Although the content is similar to the Discourses of Epictetus, it is not a summary of the Discourses but rather a compilation of practical precepts. Eschewing metaphysics, Arrian focused his attention on Epictetus's work applying philosophy in daily life. The primary theme is that one should accept what happens:
What upsets people is not things themselves but their judgments about the things. For example, "death is nothing dreadful (or else it would have appeared dreadful to Socrates)..."
— Chapter Five
However, "some things are up to us and some are not up to us" and we must act accordingly, taking responsibility for planning and enacting what we can with virtue without becoming upset or disheartened by obstacles and reverses beyond our control.
For many centuries, the Enchiridion maintained its authority both with Christians and Pagans.
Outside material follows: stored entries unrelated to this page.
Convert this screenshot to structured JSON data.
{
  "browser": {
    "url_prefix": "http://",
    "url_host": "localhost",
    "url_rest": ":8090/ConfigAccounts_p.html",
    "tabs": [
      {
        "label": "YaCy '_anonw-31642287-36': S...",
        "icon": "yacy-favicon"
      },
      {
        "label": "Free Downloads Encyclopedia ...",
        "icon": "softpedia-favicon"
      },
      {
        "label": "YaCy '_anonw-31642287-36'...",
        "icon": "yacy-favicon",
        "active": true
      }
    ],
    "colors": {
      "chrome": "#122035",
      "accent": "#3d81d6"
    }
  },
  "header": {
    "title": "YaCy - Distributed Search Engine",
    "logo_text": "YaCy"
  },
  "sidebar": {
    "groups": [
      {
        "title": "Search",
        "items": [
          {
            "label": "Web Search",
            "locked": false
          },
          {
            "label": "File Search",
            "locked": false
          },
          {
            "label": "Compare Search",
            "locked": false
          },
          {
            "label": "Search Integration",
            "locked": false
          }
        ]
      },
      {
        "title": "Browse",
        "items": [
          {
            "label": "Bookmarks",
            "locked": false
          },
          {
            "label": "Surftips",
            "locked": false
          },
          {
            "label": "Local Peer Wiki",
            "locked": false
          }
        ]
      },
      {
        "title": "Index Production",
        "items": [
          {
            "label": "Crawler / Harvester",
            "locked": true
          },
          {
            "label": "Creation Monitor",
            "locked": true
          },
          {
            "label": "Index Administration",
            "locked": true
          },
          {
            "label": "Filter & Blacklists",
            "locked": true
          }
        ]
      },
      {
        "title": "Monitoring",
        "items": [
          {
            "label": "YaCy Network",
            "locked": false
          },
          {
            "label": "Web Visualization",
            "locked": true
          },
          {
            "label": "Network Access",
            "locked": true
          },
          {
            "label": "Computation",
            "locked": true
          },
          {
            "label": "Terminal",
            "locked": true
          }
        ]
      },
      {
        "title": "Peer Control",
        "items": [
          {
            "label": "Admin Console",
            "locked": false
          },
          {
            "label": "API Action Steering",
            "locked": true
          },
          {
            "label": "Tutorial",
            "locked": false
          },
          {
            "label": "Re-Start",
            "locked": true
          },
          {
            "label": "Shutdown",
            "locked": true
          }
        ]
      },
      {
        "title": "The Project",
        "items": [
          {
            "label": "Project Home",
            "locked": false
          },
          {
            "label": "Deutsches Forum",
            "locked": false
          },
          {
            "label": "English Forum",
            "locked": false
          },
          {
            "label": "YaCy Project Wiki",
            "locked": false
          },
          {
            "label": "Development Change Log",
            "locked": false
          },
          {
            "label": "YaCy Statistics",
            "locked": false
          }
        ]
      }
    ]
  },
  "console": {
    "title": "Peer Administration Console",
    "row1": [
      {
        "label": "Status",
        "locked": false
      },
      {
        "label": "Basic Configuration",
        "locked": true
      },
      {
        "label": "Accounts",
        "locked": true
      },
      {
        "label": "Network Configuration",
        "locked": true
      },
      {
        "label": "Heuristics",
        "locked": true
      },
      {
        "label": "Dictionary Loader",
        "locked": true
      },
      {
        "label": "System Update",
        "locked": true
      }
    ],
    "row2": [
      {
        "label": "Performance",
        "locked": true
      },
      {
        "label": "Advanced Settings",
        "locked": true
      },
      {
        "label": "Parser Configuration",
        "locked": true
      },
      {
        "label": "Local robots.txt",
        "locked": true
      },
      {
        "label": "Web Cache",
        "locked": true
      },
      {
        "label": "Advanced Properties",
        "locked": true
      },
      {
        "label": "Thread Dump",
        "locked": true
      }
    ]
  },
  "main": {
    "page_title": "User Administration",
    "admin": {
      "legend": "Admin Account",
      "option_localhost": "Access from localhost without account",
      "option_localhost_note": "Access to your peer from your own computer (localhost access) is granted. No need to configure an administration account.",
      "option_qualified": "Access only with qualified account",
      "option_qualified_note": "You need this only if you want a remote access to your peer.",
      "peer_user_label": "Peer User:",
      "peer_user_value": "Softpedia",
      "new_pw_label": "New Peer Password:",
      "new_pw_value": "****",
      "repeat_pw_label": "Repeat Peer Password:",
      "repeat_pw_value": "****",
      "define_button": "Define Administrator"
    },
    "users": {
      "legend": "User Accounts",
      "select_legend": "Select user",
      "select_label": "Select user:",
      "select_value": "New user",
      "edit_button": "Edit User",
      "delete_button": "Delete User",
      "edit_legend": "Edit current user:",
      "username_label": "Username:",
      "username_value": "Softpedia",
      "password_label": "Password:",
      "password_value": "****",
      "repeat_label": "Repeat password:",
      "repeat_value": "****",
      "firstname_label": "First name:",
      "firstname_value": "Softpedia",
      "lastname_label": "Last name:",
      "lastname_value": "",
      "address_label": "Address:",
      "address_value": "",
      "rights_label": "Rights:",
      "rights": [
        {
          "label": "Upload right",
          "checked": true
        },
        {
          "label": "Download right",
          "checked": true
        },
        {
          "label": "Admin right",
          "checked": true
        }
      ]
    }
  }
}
Two Christian writers – Nilus and an anonymous contemporary – wrote paraphrases of it in the early 5th century and Simplicius of Cilicia wrote a commentary upon it in the 6th. The work was first published in Latin translation by Poliziano in Rome in 1493; Beroaldus published another edition in Bologna in 1496. The original Greek was first published in Venice with the Simplicius's commentary in 1528 and an English translation appeared as early as 1567. The book was a common school text in Scotland during the Scottish Enlightenment. Adam Smith had a 1670 edition in his library, acquired as a schoolboy.